When I asked the 30 or so students in a Temple University communications class a few years back how many knew what an editorial cartoon was, maybe six or seven hands timidly wavered upward. The kids should have looked around to their fellow students.
This year, when Temple's College of Liberal Arts held a cartoon contest, it got an astonishing 60 entries. And some of the ideas were definitely worth stealing.
It was heartening that students who don't regularly see political cartoons almost instinctively know what they are. They came up with interesting images and funny gags with some serviceable artwork to show what they felt about national, Temple, and even Philadelphia politics. Though there were no content directions, most of the entries were left-leaning.

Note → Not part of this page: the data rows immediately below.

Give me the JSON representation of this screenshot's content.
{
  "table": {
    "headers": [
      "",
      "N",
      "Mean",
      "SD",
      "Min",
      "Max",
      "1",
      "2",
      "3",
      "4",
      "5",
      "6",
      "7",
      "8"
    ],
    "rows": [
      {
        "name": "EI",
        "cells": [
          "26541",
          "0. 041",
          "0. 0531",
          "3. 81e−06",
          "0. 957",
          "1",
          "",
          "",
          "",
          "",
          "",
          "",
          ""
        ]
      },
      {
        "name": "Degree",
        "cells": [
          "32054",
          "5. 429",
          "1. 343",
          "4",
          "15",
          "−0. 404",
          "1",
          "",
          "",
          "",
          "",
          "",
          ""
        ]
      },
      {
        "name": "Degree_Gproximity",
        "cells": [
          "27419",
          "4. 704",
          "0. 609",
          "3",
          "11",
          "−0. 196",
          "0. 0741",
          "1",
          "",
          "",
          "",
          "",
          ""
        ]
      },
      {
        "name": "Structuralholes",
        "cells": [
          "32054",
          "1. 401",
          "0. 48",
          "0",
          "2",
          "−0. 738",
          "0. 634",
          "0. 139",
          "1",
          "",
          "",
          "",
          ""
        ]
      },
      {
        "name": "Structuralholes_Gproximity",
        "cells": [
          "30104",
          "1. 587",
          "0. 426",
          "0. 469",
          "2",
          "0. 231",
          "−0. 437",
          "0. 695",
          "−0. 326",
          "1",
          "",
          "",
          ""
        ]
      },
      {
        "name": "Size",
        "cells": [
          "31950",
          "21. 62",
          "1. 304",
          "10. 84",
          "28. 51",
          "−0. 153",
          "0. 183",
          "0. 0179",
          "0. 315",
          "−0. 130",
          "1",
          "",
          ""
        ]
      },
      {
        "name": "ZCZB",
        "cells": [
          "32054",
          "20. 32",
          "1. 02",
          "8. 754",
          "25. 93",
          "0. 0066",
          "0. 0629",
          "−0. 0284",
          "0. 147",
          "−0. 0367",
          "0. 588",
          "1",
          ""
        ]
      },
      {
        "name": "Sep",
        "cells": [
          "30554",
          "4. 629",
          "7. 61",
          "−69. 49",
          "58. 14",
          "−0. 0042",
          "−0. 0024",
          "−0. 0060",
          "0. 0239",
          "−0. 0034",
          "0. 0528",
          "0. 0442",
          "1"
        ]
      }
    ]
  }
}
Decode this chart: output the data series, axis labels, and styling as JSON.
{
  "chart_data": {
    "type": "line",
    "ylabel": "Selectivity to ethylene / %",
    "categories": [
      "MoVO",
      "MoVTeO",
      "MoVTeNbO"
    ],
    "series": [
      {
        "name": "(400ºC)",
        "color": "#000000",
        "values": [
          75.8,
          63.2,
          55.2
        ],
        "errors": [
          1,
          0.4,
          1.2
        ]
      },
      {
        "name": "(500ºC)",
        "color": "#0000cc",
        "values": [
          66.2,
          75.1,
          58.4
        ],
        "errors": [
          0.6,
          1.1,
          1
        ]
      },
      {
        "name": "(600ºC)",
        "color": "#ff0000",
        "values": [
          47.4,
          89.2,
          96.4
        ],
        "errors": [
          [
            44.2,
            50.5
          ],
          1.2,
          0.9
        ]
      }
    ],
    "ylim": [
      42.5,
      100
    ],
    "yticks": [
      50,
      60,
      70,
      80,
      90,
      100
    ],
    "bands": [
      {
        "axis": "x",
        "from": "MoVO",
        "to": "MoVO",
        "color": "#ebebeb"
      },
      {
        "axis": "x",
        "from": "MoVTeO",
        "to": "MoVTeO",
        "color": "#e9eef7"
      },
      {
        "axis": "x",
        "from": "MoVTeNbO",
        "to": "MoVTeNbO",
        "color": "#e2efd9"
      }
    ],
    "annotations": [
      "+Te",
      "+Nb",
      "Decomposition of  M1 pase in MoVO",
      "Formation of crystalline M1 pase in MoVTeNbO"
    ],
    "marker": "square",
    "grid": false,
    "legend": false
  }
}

Traditional editorial cartoons began and grew with the growth of newspapers. As newspapers continue to contract, so too, do the number and viewership of editorial cartoons. There were somewhere around 160 or more cartoonists when I started looking for jobs in the 1980s. Now there are around 50 full time.
Where people once followed cartoonists for political humor, they now follow Saturday Night Live, Stephen Colbert, and Samantha Bee. Those folks are all great but hard to hang on your refrigerator. And, they will never skewer the hometown hijinks of local politicians who need scrutiny as much as our national figures do.
The urge to make satirical art hasn't decreased. Online sites such as "The Nib" feature young cartoonists with more long-form styles. Pulitzer Prize winners Mark Fiore and Ann Telnaes, among others, have pioneered various kinds of animated cartoons that work online and, of course, on Facetwittergram-type sites. More will experiment with the genre.